Jean-Luc Bredas Receives Humboldt Research Award

Honor recognizes breakthrough contributions in the field of organic semiconductors

June 13, 2019

The Alexander von Humboldt Foundation has selected Jean-Luc Bredas to receive a Humboldt Research Award. The honor recognizes a researcher’s entire achievements to date. Recipients are academics whose fundamental discoveries, theories, or insights have had a significant impact on their own discipline and who are expected to continue producing cutting-edge achievements in the future.

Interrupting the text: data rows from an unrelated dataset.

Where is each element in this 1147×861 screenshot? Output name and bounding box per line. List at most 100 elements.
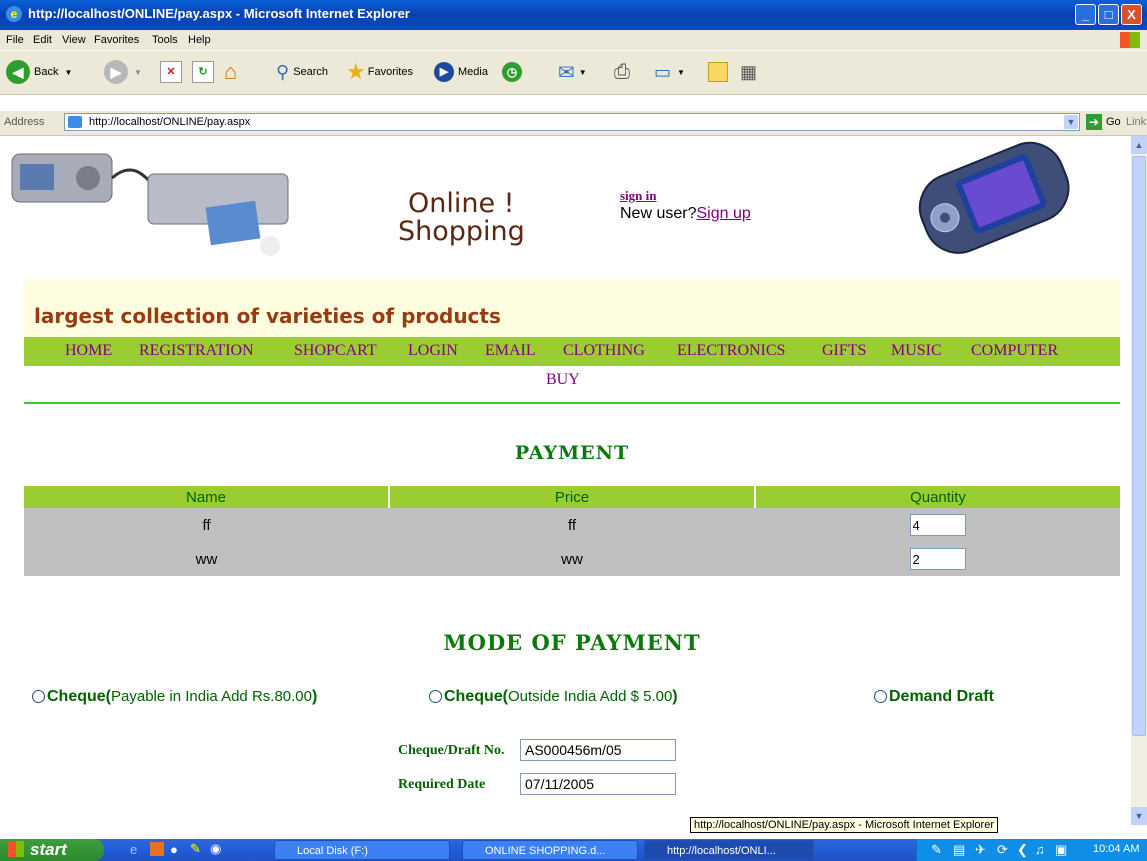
title-bar: e http://localhost/ONLINE/pay.aspx - Mic… [0, 0, 1147, 30]
start-button[interactable]: start [0, 839, 104, 861]
nav-home[interactable]: HOME [65, 342, 112, 360]
quicklaunch-ie-icon[interactable]: e [130, 842, 137, 857]
status-tooltip: http://localhost/ONLINE/pay.aspx - Micro… [690, 817, 998, 833]
quantity-input[interactable] [909, 548, 966, 570]
print-button[interactable]: ⎙ [614, 59, 630, 85]
tray-pen-icon[interactable]: ✎ [931, 842, 942, 858]
nav-electronics[interactable]: ELECTRONICS [677, 342, 785, 360]
required-date-label: Required Date [398, 777, 486, 792]
nav-registration[interactable]: REGISTRATION [139, 342, 254, 360]
nav-email[interactable]: EMAIL [485, 342, 536, 360]
new-user-label: New user? [620, 205, 697, 222]
mail-icon: ✉ [558, 61, 575, 84]
mode-of-payment-heading: MODE OF PAYMENT [443, 630, 701, 655]
task-local-disk[interactable]: Local Disk (F:) [274, 840, 450, 860]
tray-sync-icon[interactable]: ⟳ [997, 842, 1008, 858]
nav-gifts[interactable]: GIFTS [822, 342, 866, 360]
system-tray: ✎ ▤ ✈ ⟳ ❮ ♫ ▣ 10:04 AM [916, 839, 1147, 861]
option-detail: Payable in India Add Rs.80.00 [111, 688, 312, 705]
payment-option-cheque-outside[interactable]: Cheque(Outside India Add $ 5.00) [429, 688, 678, 706]
refresh-icon: ↻ [192, 61, 214, 83]
go-button[interactable]: Go [1106, 116, 1121, 128]
quicklaunch-tool-icon[interactable]: ✎ [190, 841, 201, 857]
radio-button[interactable] [874, 690, 887, 704]
table-row: ww ww [24, 542, 1120, 576]
forward-button[interactable]: ▶ ▼ [104, 59, 142, 85]
stop-button[interactable]: ✕ [160, 59, 182, 85]
address-label: Address [4, 116, 45, 128]
tray-network-icon[interactable]: ✈ [975, 842, 986, 858]
cheque-draft-input[interactable] [520, 739, 676, 761]
tray-volume-icon[interactable]: ♫ [1035, 842, 1045, 857]
menu-tools[interactable]: Tools [152, 34, 178, 46]
maximize-button[interactable]: □ [1098, 4, 1119, 25]
mp3-player-image [898, 136, 1078, 256]
nav-shopcart[interactable]: SHOPCART [294, 342, 377, 360]
cell-quantity [755, 508, 1120, 542]
payment-option-demand-draft[interactable]: Demand Draft [874, 688, 994, 706]
back-arrow-icon: ◀ [6, 60, 30, 84]
task-ie-window[interactable]: http://localhost/ONLI... [644, 840, 814, 860]
radio-button[interactable] [32, 690, 45, 704]
table-header-row: Name Price Quantity [24, 486, 1120, 508]
nav-computer[interactable]: COMPUTER [971, 342, 1058, 360]
quicklaunch-outlook-icon[interactable] [150, 842, 164, 856]
scroll-up-icon[interactable]: ▲ [1131, 136, 1147, 154]
star-icon: ★ [346, 59, 366, 84]
option-close: ) [672, 688, 678, 705]
favorites-label: Favorites [367, 66, 413, 78]
links-label[interactable]: Links [1126, 116, 1147, 128]
menu-help[interactable]: Help [188, 34, 211, 46]
media-icon: ▶ [434, 62, 454, 82]
quicklaunch-media-icon[interactable]: ◉ [210, 841, 221, 857]
start-label: start [30, 840, 67, 859]
sign-in-link[interactable]: sign in [620, 188, 657, 204]
messenger-button[interactable]: ▦ [740, 59, 757, 85]
radio-button[interactable] [429, 690, 442, 704]
sign-up-link[interactable]: Sign up [696, 205, 750, 222]
nav-login[interactable]: LOGIN [408, 342, 458, 360]
nav-music[interactable]: MUSIC [891, 342, 942, 360]
refresh-button[interactable]: ↻ [192, 59, 214, 85]
cell-name: ww [24, 542, 389, 576]
media-button[interactable]: ▶ Media [434, 59, 488, 85]
close-button[interactable]: X [1121, 4, 1142, 25]
search-button[interactable]: ⚲ Search [276, 59, 328, 85]
history-button[interactable]: ◷ [502, 59, 522, 85]
table-row: ff ff [24, 508, 1120, 542]
quicklaunch-browser-icon[interactable]: ● [170, 842, 178, 857]
minimize-button[interactable]: _ [1075, 4, 1096, 25]
mail-button[interactable]: ✉ ▼ [558, 59, 587, 85]
home-button[interactable]: ⌂ [224, 59, 237, 85]
edit-button[interactable]: ▭ ▼ [654, 59, 685, 85]
address-input[interactable]: http://localhost/ONLINE/pay.aspx ▼ [64, 113, 1080, 131]
window-title: http://localhost/ONLINE/pay.aspx - Micro… [28, 6, 410, 21]
scrollbar-thumb[interactable] [1132, 156, 1146, 736]
menu-file[interactable]: File [6, 34, 24, 46]
task-online-shopping-doc[interactable]: ONLINE SHOPPING.d... [462, 840, 638, 860]
scroll-down-icon[interactable]: ▼ [1131, 807, 1147, 825]
menu-bar: File Edit View Favorites Tools Help [0, 30, 1147, 50]
tray-arrow-icon[interactable]: ❮ [1017, 842, 1028, 858]
option-bold: Cheque( [47, 688, 111, 705]
chevron-down-icon[interactable]: ▼ [1064, 115, 1078, 129]
favorites-button[interactable]: ★ Favorites [346, 59, 413, 85]
go-arrow-icon[interactable]: ➔ [1086, 114, 1102, 130]
folder-icon [708, 62, 728, 82]
page-content: Online ! Shopping sign in New user?Sign … [0, 136, 1131, 825]
tray-keyboard-icon[interactable]: ▤ [953, 842, 965, 858]
vertical-scrollbar[interactable]: ▲ ▼ [1131, 136, 1147, 825]
nav-buy[interactable]: BUY [546, 371, 580, 389]
menu-edit[interactable]: Edit [33, 34, 52, 46]
quantity-input[interactable] [909, 514, 966, 536]
back-button[interactable]: ◀ Back ▼ [6, 59, 72, 85]
menu-view[interactable]: View [62, 34, 86, 46]
payment-option-cheque-india[interactable]: Cheque(Payable in India Add Rs.80.00) [32, 688, 317, 706]
option-bold: Cheque( [444, 688, 508, 705]
tray-monitor-icon[interactable]: ▣ [1055, 842, 1067, 858]
menu-favorites[interactable]: Favorites [94, 34, 139, 46]
nav-clothing[interactable]: CLOTHING [563, 342, 645, 360]
required-date-input[interactable] [520, 773, 676, 795]
discuss-button[interactable] [708, 59, 728, 85]
product-table: Name Price Quantity ff ff ww ww [24, 486, 1120, 576]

Bredas is Regents Professor in the School of Chemistry and Biochemistry, Vasser-Woolley and Georgia Research Alliance Chair in Molecular Design, and a Georgia Research Alliance Eminent Scholar.

Bredas is internationally recognized for groundbreaking contributions in the field of organic semiconductors. The enormous influence of his research on the field is reflected by the impact of his publications. He has been ranked among the 100 top chemists in the world, the 100 top materials scientists in the period 2000-2010, and the most highly cited researchers in 2018.

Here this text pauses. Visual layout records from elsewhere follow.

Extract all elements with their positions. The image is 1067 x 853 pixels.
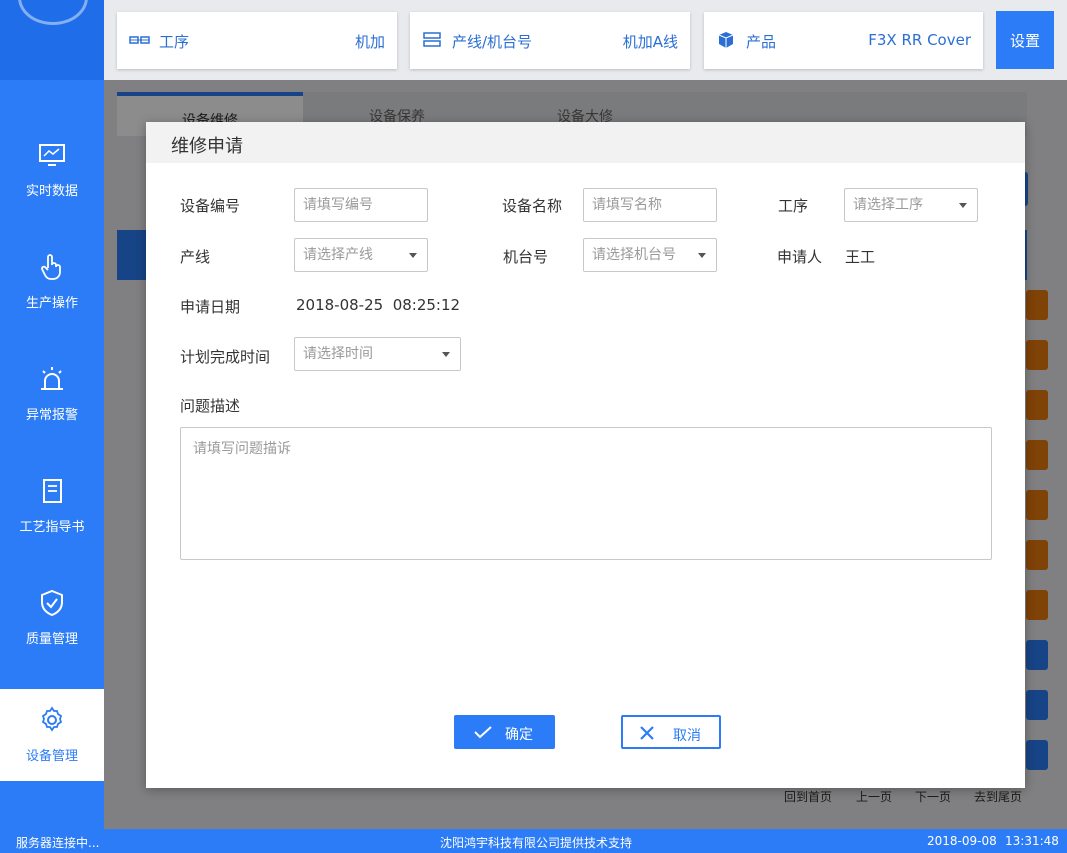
sidebar-item-production[interactable]: 生产操作 — [0, 252, 104, 344]
sidebar-item-alarm[interactable]: 异常报警 — [0, 364, 104, 456]
sidebar-item-label: 工艺指导书 — [19, 520, 85, 535]
line-select-label: 产线 — [180, 248, 211, 266]
monitor-icon — [39, 144, 65, 166]
line-value: 机加A线 — [622, 33, 678, 51]
sidebar: 实时数据 生产操作 异常报警 工艺指导书 质量管理 设备管理 — [0, 0, 104, 829]
chevron-down-icon — [442, 352, 450, 357]
sidebar-item-label: 实时数据 — [25, 184, 78, 199]
logo — [0, 0, 104, 80]
chevron-down-icon — [959, 203, 967, 208]
device-no-input[interactable] — [294, 188, 428, 222]
description-textarea[interactable] — [180, 427, 992, 560]
machine-no-placeholder: 请选择机台号 — [592, 247, 676, 263]
sidebar-item-label: 质量管理 — [25, 632, 78, 647]
connection-status: 服务器连接中... — [16, 836, 100, 850]
process-icon — [129, 36, 150, 44]
top-header: 工序 机加 产线/机台号 机加A线 产品 F3X RR Cover — [104, 0, 1067, 80]
dialog-title: 维修申请 — [171, 136, 243, 157]
gear-icon — [41, 706, 63, 732]
process-value: 机加 — [354, 33, 385, 51]
sidebar-item-instructions[interactable]: 工艺指导书 — [0, 476, 104, 568]
line-select[interactable]: 请选择产线 — [294, 238, 428, 272]
device-name-label: 设备名称 — [502, 197, 563, 215]
line-card[interactable]: 产线/机台号 机加A线 — [410, 12, 690, 69]
plan-time-placeholder: 请选择时间 — [303, 346, 373, 362]
server-icon — [423, 32, 441, 47]
document-icon — [43, 479, 62, 503]
support-text: 沈阳鸿宇科技有限公司提供技术支持 — [440, 836, 633, 850]
cancel-label: 取消 — [673, 728, 701, 744]
apply-date-label: 申请日期 — [180, 298, 241, 316]
sidebar-item-label: 设备管理 — [25, 749, 78, 764]
product-value: F3X RR Cover — [868, 31, 971, 49]
plan-time-select[interactable]: 请选择时间 — [294, 337, 461, 371]
cancel-button[interactable]: 取消 — [621, 715, 721, 749]
confirm-button[interactable]: 确定 — [454, 715, 555, 749]
process-select-label: 工序 — [778, 197, 809, 215]
repair-request-dialog: 维修申请 设备编号 设备名称 工序 请选择工序 产线 请选择产线 机台号 请选择… — [146, 122, 1025, 788]
status-time: 13:31:48 — [1005, 834, 1059, 848]
applicant-value: 王工 — [845, 248, 876, 266]
status-date: 2018-09-08 — [927, 834, 997, 848]
sidebar-item-label: 异常报警 — [25, 408, 78, 423]
hand-pointer-icon — [41, 254, 61, 280]
description-label: 问题描述 — [180, 397, 241, 415]
plan-time-label: 计划完成时间 — [180, 348, 271, 366]
close-icon — [640, 726, 654, 740]
cube-icon — [718, 32, 734, 48]
check-icon — [474, 726, 492, 739]
product-card[interactable]: 产品 F3X RR Cover — [704, 12, 983, 69]
product-label: 产品 — [746, 33, 777, 51]
process-select-placeholder: 请选择工序 — [853, 197, 923, 213]
dialog-header: 维修申请 — [146, 122, 1025, 163]
sidebar-item-realtime-data[interactable]: 实时数据 — [0, 140, 104, 232]
chevron-down-icon — [698, 253, 706, 258]
machine-no-select[interactable]: 请选择机台号 — [583, 238, 717, 272]
process-card[interactable]: 工序 机加 — [117, 12, 397, 69]
device-no-label: 设备编号 — [180, 197, 241, 215]
chevron-down-icon — [409, 253, 417, 258]
line-label: 产线/机台号 — [452, 33, 533, 51]
status-bar: 服务器连接中... 沈阳鸿宇科技有限公司提供技术支持 2018-09-08 13… — [0, 829, 1067, 853]
device-name-input[interactable] — [583, 188, 717, 222]
sidebar-item-label: 生产操作 — [25, 296, 78, 311]
sidebar-item-quality[interactable]: 质量管理 — [0, 588, 104, 680]
machine-no-label: 机台号 — [503, 248, 549, 266]
applicant-label: 申请人 — [777, 248, 823, 266]
sidebar-item-equipment[interactable]: 设备管理 — [0, 689, 104, 781]
process-label: 工序 — [159, 33, 190, 51]
alarm-light-icon — [41, 367, 63, 390]
settings-button[interactable]: 设置 — [996, 11, 1054, 69]
confirm-label: 确定 — [505, 727, 533, 743]
apply-date-value: 2018-08-25 08:25:12 — [296, 296, 461, 314]
line-select-placeholder: 请选择产线 — [303, 247, 373, 263]
shield-check-icon — [41, 589, 63, 617]
process-select[interactable]: 请选择工序 — [844, 188, 978, 222]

Among Bredas’ early achievements is the unique theoretical insight into the physical and chemical processes in pi-conjugated systems. His studies elucidated what makes polyacetylene and other pi-conjugated polymers special. His computational analyses revealed that conductivity in these polymers is due to formation of self-localized nonlinear excitations—called solitons, polarons, and bipolarons—along the polymer chains.

Other basic subjects that Bredas elucidated are the fundamentals of charge transport and excited processes in organic materials. His work advanced the understanding and development of new materials, including highly electrically conducting polymers, organic semiconductors, organic-metal and organic-conducting oxide interfaces, organic photovoltaics, and purely organic emitters.  

“In addition to being a nice scientific recognition, this award,” Bredas says, “offers a tremendous opportunity to develop and strengthen our collaboration with two world-class institutes: the Fritz-Haber Institute and Humboldt University.”

Bredas says he will use the award for visits with Matthias Scheffler in the Fritz-Haber Institute in Berlin. Sheffler is a renowed computational scientist; his theory group has developed tools for machine learning, which are of great interest to Bredas.

Bredas will also visit solid-state theoretician Claudia Draxl and experimental physicist Norbert Koch at Humboldt University of Berlin, “to strengthen collaborations and develop joint research in the area of hybrid organic-inorganic interfaces.”

Specifically, Bredas wants to investigate the structure of interfaces between organic and inorganic two-dimensional materials. An example, he says, “would be the interface between a single layer of a transition metal dichalcogenide and a single sheet of a 2-D pi-conjugated covalent organic framework.”

Bredas is a Fellow of the American Physical Society, Optical Society of America, Materials Research Society, Royal Society of Chemistry and the American Chemical Society. He is a member of the Royal Academy of Belgium, International Academy of Quantum Molecular Science, and the European Academy of Sciences. He was former president of the Royal Society of Chemistry of Belgium.